Alcorn receives grant for oral history project
The Mississippi Humanities Council (MHC) has awarded a grant to Alcorn State University for an oral history project entitled, “Alcorn in the 1960s: A Collection of Oral Histories.”
The grant proposal was submitted to MHC by a committee within the Department of English and Foreign Languages at Alcorn comprised of Mrs. Kathleen Keys, Dr. Peter R. Malik and Dr. Anne-Marie Obilade.
The project will consist of interviewing and recording individuals who were undergraduates at Alcorn during the 1960s. The interviewees will be queried on topics such as academics, fraternity/sorority life, athletics, fashion and civic participation.
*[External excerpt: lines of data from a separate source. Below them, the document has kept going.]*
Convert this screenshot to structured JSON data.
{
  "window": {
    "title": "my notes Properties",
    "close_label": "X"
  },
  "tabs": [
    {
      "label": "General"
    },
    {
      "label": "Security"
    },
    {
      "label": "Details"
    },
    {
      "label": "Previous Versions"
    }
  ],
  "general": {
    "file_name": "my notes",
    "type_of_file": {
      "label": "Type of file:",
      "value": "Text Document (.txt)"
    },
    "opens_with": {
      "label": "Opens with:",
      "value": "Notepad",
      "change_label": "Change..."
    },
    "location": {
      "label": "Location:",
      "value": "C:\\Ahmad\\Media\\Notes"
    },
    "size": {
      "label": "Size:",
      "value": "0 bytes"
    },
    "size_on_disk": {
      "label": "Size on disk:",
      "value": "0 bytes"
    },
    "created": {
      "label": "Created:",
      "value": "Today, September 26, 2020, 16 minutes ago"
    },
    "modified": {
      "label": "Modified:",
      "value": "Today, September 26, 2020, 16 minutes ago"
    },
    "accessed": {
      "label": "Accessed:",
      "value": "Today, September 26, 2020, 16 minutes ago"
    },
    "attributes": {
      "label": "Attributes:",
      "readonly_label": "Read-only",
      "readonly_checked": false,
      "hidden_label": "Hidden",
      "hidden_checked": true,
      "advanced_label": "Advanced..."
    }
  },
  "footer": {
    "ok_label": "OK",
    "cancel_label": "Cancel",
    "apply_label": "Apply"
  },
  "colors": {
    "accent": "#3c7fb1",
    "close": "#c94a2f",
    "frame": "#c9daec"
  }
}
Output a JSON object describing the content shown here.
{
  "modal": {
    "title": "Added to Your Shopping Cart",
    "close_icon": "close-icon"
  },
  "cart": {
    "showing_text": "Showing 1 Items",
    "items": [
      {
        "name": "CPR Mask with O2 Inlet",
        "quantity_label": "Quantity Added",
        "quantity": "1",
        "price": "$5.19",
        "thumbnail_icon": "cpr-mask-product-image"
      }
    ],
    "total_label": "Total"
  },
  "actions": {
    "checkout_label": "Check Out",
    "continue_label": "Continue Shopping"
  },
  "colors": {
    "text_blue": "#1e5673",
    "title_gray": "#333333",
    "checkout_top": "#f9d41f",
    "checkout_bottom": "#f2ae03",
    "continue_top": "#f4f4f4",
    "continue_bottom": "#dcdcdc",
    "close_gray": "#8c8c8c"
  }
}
“Currently, we are in the process of contacting Alcorn alumni who graduated from the university in the years from 1960 to 1969 and asking them to participate,” said Dr. Malik, who is the director of the project. “We will then contact those graduates who respond and arrange for them to be interviewed.”
Once the interviews are collected, they will be professionally transcribed at the University of Southern Mississippi with copies of the tapes and of printed interviews going to each participant. The master tapes will remain at the USM library, where they will be permanently archived. A copy of the tapes and printed interviews will also be placed in the Archives/Special Collections Department at Alcorn’s J. D. Boyd Library.
The project was made possible by a grant from the Mississippi Humanities Council, through support from the National Endowment for the Humanities. Any view, findings, conclusions or recommendations expressed in this publication do not necessarily represent those of the National Endowment for the Humanities or the Mississippi Humanities Council.